L’actualité de la crise: préparation d’artillerie en Europe, par François Leclerc

Billet invité.

PREPARATION D’ARTILLERIE EN EUROPE

Etre entré dans une phase plus politique de la crise, qu’est-ce que cela signifie dans l’immédiat ? D’abord, cela ne fait pas disparaître pour autant ses autres manifestations : financières, économiques et sociales, qui interagissent entre elles de manière peu contrôlée. Chacune gardant sa propre logique, porteuse de ses incertitudes particulières. Sont ainsi à prendre en considération : l’épée de Damoclès du crédit immobilier commercial, parmi d’autres inconnues de ce monde financier toujours aussi opaque ; la confirmation de la faible reprise économique et de sa configuration ultérieure prévisible dans les pays OCDE ; l’accroissement du chômage et la reconnaissance de sa dimension structurelle réelle, assorti de mises en cause du bouclier de la protection sociale, au nom de la réduction des déficits publics.

Ensuite, cette nouvelle dimension politique reflète l’impérieuse nécessité devant laquelle les gouvernements sont désormais d’agir, après avoir confié aux financiers les clés des coffre-forts publics afin qu’ils règlent à leur manière le chaos qu’ils ont créé. Elle est susceptible d’ouvrir des champs d’intervention, de générer des initiatives dans l’opinion publique, là où l’apathie semble s’être installée.

Voilà ce qui est en cause.
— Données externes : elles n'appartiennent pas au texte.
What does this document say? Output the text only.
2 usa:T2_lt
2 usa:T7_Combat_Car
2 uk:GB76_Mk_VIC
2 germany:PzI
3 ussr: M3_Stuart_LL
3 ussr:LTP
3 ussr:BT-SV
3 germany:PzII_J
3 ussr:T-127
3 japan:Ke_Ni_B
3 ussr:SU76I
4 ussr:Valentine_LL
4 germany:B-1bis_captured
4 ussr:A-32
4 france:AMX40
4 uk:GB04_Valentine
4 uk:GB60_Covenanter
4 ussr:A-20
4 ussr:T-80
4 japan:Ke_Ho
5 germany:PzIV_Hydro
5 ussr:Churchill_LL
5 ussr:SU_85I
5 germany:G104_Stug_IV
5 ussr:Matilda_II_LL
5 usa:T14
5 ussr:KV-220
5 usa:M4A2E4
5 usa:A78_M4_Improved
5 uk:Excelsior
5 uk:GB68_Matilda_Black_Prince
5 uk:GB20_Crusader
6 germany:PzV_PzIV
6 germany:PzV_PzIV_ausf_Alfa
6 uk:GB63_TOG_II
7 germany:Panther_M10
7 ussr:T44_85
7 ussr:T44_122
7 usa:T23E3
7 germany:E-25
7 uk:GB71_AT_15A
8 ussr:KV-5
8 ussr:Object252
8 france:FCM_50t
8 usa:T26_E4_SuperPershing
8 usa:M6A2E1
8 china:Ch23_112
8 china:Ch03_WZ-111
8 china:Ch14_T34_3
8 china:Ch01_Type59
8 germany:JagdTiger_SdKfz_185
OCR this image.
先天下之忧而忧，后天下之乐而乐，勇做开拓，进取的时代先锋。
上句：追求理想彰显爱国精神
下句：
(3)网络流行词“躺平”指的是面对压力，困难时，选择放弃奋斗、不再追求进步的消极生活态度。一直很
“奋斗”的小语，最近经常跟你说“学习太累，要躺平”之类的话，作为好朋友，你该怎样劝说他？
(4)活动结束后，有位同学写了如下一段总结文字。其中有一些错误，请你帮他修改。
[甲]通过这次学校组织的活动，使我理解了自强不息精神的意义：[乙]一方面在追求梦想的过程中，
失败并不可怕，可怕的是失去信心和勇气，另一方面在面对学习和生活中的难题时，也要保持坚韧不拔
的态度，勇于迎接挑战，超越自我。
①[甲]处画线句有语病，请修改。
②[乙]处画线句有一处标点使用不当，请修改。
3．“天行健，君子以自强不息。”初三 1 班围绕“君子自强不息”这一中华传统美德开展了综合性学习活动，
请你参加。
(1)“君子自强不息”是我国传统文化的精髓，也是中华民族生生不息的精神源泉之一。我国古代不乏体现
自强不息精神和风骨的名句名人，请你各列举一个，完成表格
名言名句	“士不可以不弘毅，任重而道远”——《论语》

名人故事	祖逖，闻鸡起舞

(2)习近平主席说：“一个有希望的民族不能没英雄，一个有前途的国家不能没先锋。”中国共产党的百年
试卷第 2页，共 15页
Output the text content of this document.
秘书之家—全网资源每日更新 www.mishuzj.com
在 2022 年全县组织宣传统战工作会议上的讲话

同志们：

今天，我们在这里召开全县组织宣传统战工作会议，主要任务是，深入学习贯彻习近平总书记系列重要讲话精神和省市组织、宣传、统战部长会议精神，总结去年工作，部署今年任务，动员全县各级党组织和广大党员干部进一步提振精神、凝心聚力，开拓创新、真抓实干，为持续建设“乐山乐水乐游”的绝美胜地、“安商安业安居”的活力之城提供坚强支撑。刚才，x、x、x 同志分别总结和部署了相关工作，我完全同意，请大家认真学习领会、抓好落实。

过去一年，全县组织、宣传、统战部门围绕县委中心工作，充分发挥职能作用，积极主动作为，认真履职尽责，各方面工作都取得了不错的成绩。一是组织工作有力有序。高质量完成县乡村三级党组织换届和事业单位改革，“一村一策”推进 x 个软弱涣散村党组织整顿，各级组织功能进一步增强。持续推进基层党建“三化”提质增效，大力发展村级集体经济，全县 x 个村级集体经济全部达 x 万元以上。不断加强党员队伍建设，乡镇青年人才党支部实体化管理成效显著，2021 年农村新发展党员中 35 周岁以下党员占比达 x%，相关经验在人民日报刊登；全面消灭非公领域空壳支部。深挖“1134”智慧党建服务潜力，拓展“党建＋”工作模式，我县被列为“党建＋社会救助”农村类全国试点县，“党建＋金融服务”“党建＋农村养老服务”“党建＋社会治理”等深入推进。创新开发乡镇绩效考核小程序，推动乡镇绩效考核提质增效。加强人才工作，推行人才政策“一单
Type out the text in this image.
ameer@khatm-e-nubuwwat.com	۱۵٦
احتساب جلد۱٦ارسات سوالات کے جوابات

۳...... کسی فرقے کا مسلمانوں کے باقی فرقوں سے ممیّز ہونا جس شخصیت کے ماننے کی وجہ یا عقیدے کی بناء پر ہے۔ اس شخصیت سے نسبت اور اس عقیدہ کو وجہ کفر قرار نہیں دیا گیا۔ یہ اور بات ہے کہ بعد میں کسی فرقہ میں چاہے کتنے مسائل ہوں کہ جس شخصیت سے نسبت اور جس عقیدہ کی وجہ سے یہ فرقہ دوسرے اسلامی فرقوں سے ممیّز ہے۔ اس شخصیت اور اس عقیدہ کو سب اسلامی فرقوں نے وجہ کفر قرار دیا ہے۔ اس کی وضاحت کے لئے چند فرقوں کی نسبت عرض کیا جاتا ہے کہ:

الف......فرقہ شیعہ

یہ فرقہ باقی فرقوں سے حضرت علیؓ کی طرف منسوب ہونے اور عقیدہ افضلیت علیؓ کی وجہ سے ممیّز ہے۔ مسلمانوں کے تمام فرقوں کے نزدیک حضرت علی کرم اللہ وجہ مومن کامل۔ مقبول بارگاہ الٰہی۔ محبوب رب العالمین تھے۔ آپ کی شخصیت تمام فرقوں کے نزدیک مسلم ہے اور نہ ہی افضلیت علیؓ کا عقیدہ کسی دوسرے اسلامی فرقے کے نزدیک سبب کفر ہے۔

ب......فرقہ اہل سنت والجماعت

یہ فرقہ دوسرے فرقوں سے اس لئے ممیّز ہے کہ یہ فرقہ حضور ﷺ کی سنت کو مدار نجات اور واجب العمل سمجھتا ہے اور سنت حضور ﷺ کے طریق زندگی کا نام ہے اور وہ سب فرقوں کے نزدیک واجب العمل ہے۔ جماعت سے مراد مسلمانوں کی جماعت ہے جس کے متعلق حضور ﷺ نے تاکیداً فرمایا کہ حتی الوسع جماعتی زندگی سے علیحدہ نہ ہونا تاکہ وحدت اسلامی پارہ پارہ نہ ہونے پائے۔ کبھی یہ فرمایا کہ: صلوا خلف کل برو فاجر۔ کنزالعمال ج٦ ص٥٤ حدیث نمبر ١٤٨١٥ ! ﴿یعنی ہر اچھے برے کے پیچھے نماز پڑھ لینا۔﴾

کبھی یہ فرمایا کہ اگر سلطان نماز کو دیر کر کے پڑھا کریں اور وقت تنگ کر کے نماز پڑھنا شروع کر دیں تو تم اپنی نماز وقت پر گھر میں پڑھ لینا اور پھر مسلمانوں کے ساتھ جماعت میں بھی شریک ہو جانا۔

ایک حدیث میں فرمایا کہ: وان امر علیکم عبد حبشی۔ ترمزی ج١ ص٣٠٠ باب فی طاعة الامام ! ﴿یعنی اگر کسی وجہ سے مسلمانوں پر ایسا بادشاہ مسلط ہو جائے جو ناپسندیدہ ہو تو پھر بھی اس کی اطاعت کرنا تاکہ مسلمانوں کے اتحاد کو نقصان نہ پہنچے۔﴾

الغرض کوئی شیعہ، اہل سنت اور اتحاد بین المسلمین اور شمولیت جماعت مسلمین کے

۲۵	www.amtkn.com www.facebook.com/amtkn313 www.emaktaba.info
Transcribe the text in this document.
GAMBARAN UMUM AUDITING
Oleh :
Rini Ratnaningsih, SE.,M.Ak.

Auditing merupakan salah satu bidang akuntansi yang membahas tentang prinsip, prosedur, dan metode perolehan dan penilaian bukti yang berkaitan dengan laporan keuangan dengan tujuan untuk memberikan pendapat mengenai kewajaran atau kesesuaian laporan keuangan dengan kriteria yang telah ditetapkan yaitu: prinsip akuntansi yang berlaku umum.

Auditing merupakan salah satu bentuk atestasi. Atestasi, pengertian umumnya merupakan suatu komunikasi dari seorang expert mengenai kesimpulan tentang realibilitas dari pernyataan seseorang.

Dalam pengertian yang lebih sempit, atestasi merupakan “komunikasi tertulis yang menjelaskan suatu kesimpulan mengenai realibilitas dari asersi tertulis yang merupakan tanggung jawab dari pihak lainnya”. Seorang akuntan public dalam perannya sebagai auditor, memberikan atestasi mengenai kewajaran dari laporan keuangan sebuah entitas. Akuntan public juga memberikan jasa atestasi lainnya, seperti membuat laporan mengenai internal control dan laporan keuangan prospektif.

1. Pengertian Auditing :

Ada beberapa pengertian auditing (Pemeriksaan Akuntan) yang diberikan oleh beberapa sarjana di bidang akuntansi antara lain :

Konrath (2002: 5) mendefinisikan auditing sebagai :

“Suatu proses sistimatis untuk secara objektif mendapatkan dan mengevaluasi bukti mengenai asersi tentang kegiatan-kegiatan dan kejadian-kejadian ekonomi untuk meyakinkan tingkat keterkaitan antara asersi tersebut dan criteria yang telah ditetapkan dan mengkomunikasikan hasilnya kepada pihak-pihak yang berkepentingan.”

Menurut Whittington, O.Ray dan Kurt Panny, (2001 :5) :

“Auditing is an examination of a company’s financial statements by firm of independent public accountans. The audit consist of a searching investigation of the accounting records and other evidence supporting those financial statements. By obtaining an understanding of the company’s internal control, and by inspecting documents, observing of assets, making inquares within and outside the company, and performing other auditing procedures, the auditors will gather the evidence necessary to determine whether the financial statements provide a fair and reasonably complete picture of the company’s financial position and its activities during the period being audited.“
Nous donnant l’occasion d’être attentif au développement des contradictions déjà apparues parmi les décisionnaires – amenant certains à tenir des propos rompant avec l’orthodoxie de la pensée unique – ainsi qu’aux initiatives et contestations de tous ordres, qui sont susceptibles de se développer. L’un de leurs modèles, non reproductible tel quel nécessairement, étant par exemple le mouvement Américain « Move your money », auquel il a été fait référence par Corinne Lepage. Ce qui est en question, au final, c’est l’interaction qui pourrait naître entre les contradictions exprimées par les uns et les actions des autres.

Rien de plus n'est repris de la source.